When one dwells in the Beatific Vision, the Communion of the Saints occurs within the context of that Beatific vision. God hears all prayers, and if those alive in Christ on earth (in a state of Grace, with the indwelling of the Holy Trinity) ask those alive in Christ in Heaven (in the state of Grace, in the Beatific Vision with the Holy Trinity) for intercessory prayer, there is simply no reason God cannot share these requests with the living saints in Heaven, and these saints cannot in turn intercede at the judgment seat of the same Blessed Trinity.
This concept is neither difficult nor in any way in violation of scripture.
Those who twist these simple Truths to try to attack the Church, on the other hand, are indeed acting in violation of scripture.
Well said Doctor, well said!
Classic catholic gibberish....Christ never stated such a confabbled bunch of nonesense as this statement reads. He kept it simple..."Follow Me"....not a church, not a pope, and surely not any man alive or dead.
Dr. Brian Kopp wrote:
“... there is simply no reason God cannot share these requests with the living saints in Heaven.”
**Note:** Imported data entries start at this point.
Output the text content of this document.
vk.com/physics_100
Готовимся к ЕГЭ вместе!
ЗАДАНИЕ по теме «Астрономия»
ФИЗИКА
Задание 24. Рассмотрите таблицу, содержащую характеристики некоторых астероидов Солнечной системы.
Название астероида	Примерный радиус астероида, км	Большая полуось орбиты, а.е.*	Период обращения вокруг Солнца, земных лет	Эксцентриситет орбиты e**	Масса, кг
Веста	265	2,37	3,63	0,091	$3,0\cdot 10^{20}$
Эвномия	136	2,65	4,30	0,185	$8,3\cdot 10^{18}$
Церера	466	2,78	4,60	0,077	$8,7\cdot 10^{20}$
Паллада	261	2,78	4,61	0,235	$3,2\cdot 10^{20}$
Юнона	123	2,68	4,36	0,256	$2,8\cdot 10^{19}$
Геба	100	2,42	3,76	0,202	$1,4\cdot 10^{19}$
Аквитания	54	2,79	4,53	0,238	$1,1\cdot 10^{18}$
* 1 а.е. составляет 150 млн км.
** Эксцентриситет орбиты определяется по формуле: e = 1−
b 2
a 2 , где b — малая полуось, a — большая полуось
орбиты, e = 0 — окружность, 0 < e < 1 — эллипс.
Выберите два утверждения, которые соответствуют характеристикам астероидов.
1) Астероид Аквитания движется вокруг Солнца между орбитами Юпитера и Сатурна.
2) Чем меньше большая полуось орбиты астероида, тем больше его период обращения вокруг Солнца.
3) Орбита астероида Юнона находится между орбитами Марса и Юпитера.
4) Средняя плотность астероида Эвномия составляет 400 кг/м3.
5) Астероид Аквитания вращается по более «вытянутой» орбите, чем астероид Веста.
This is certainly true. Whether He does or not is the question at hand. Here Scripture is pretty silent.
He also wrote:
“This concept is neither difficult nor in any way in violation of scripture.”
Again, agreed that is not difficult to grasp how it could be so ... could. And one might be able to say that it is not in direct violation of scripture. However, that it is not “in any way in violation” is a much broader and more tenuous statement.
It seems to me it is also always in the nature of man to venture into the unknown if for no other reason than native curiosity. When it comes to science and discovery, this usually has a beneficial result (even if not immediately for the first explorers and discovers, who often pay a rather steep price for their curiosity). However, when man ventures into the unknown that lies beyond the powers of our senses and the deductions we have built on them, i.e., the empirical world, one enters the realm of the truly unknown in which God alone knows. Some of this unknown realm He has revealed to us and some of it He hasn’t. Here shipwreck can have a rather more lasting effect on the explorer than in the realm of the empirical.